Diffamazione online

Il caso in esame torna a trattare del reato di diffamazione a mezzo social, ovvero per un post scritto sul profilo facebook pubblico dell’imputato, soffermandosi sul trattamento sanzionatorio, nel senso, secondo la tesi difensiva, della «illogicità della scelta sanzionatoria del Tribunale, che ha optato per una pena detentiva da infliggere al ricorrente, piuttosto che, come possibile in virtù dell’alternatività dell’editto di cui all'art. 595 cod. pen., per una pena soltanto pecuniaria».

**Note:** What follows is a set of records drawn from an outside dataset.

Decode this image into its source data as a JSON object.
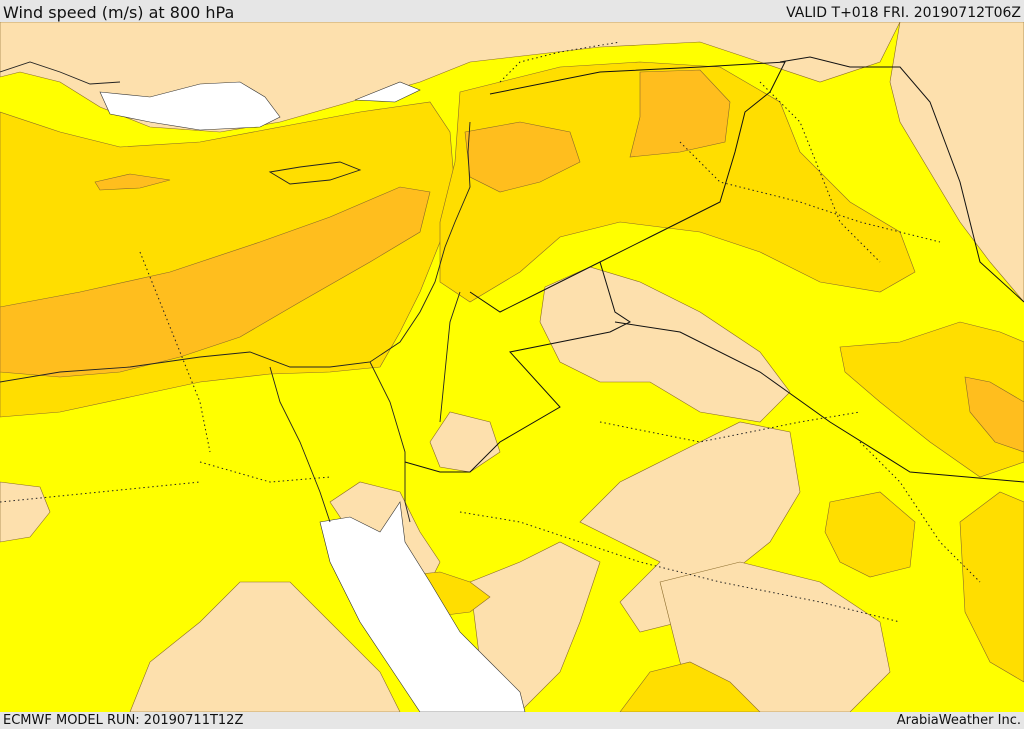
{
  "header": {
    "title": "Wind speed (m/s) at 800 hPa",
    "valid_time": "VALID T+018 FRI. 20190712T06Z"
  },
  "footer": {
    "model_run": "ECMWF MODEL RUN: 20190711T12Z",
    "credit": "ArabiaWeather Inc."
  },
  "colors": {
    "band_light": "#fde0ad",
    "band_yellow": "#ffff00",
    "band_gold": "#ffde00",
    "band_orange": "#ffbe1e",
    "sea_unfilled": "#ffffff",
    "frame_background": "#e6e6e6"
  }
}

Sicché, citando le indicazioni provenienti dalla giurisprudenza di legittimità, «il ricorso alla pena detentiva come risposta sanzionatoria al delitto di diffamazione, a mezzo stampa o non, sia consentito soltanto ove ricorrano circostanze eccezionali», per cui sulla base dell’interpretazione «convenzionalmente e costituzionalmente orientata della norma, invero, l’irrogazione di una pena detentiva, ancorché sospesa, per il delitto di diffamazione commesso, anche al di fuori di attività giornalistica, mediante mezzi comunicativi di rapida e duratura amplificazione (nella specie via Internet), deve essere connessa alla grave lesione di diritti fondamentali, come nel caso di discorsi di odio o di istigazione alla violenza».

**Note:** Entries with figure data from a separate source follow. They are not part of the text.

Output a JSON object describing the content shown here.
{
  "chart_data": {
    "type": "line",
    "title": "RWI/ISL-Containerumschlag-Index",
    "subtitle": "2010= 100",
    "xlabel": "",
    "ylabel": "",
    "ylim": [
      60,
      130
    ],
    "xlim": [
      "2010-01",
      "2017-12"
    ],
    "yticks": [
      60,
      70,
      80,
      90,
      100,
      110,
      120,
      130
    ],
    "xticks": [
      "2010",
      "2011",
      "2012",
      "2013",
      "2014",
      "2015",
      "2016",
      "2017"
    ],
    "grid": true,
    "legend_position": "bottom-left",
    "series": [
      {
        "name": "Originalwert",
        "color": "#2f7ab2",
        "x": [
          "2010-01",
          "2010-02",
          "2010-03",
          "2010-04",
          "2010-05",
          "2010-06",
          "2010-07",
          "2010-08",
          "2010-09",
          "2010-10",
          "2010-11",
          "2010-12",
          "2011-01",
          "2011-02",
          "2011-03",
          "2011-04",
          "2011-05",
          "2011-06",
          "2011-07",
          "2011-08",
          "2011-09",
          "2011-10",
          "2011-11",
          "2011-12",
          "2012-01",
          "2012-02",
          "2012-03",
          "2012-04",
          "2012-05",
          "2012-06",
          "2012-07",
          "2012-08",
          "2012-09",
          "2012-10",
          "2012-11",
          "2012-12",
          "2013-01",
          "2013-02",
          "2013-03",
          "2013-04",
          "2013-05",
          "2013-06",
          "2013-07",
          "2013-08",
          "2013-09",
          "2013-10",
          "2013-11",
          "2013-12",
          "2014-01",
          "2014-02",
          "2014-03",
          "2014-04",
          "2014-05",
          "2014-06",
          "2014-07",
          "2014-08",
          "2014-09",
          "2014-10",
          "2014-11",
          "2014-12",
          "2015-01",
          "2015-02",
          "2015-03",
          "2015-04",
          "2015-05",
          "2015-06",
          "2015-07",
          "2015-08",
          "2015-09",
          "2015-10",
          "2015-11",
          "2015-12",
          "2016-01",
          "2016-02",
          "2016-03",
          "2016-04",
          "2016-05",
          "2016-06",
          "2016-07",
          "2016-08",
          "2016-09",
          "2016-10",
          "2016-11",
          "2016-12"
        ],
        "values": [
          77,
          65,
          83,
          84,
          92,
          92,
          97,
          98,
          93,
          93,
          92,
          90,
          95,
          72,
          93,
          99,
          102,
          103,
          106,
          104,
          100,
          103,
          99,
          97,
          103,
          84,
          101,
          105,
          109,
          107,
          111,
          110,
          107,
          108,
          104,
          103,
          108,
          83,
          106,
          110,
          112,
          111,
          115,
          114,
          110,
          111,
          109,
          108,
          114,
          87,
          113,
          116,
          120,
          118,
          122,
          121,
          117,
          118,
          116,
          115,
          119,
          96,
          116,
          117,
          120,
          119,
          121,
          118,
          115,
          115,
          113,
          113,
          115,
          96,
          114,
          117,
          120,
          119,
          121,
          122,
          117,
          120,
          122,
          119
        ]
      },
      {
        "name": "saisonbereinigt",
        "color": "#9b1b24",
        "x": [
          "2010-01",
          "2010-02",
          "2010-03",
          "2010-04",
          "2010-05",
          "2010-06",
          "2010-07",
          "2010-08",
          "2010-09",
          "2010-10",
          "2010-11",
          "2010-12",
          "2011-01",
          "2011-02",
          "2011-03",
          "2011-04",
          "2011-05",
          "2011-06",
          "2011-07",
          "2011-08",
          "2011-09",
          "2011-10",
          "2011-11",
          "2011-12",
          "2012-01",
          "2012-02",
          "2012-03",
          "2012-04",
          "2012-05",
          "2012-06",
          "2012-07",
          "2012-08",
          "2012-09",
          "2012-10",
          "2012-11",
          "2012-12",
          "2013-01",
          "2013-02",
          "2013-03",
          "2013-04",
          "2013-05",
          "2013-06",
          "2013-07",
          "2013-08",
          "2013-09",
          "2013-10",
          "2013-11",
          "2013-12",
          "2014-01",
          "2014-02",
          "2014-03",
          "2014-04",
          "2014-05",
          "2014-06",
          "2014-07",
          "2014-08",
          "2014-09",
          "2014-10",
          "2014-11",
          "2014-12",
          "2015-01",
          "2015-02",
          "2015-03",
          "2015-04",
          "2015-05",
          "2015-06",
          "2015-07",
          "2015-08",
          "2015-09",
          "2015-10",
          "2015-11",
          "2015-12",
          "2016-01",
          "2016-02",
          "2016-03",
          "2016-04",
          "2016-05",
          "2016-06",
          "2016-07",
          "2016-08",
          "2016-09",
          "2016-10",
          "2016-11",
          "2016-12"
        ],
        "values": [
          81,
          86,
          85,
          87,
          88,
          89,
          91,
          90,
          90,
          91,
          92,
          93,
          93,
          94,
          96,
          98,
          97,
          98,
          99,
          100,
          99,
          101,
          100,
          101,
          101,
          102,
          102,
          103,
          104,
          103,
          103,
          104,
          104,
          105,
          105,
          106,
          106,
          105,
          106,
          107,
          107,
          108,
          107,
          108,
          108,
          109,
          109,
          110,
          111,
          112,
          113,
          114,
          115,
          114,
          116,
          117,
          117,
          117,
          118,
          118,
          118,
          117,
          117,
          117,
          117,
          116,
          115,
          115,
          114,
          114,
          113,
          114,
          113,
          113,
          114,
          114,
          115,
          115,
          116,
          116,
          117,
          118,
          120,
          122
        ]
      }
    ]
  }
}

Pertanto, dove non trovi «motivata la situazione eccezionale connessa alla grave lesione dei diritti fondamentali che l’ordinamento pone in bilanciamento con il diritto alla libera manifestazione del pensiero ex art. 21 Costituzione, la determinazione della pena come detentiva non è costituzionalmente giustificata, secondo un’ispirazione ermeneutica che proviene dalle affermazioni anche della giurisprudenza del giudice delle leggi» (cfr. Corte Cost. Sent. 150/2021). Infatti, secondo un’ispirazione interpretativa della giurisprudenza del giudice delle leggi, il reato di diffamazione si pone «al centro di un delicato e difficile equilibrio tra il diritto alla reputazione personale e il fondamentale diritto alla libertà di manifestazione del pensiero», ciò anche in considerazione della giurisprudenza della Corte EDU «elaborata con precipuo riferimento alla proporzione della pena detentiva nell’ambito dell’esercizio del diritto di cronaca e di critica giornalistica, per l’effetto dissuasivo che può determinare sulla libertà di espressione della stampa in generale, considerato il watch-dog della democrazia».

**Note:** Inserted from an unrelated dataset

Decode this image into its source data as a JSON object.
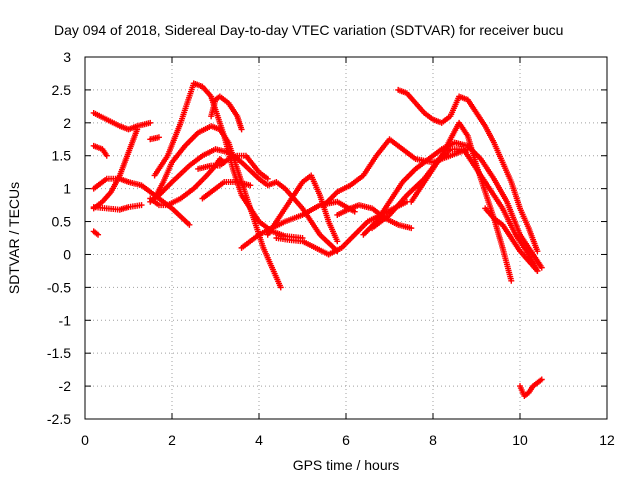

Con ciò, la giurisprudenza UE attribuisce rilievo «al rischio di effetto dissuasivo rispetto alla libertà di manifestazione del pensiero critico anche in relazione all’esercizio del diritto di critica non connesso con la libertà di stampa […] che, sotto il profilo della natura e della severità della sanzione che fa da contrappeso alla condotta di critica diffamatoria, si traduce in un monito a limitare la necessità della pena detentiva ai soli casi eccezionali» (Cass. Sez. V Pen. Sent. 29840/25).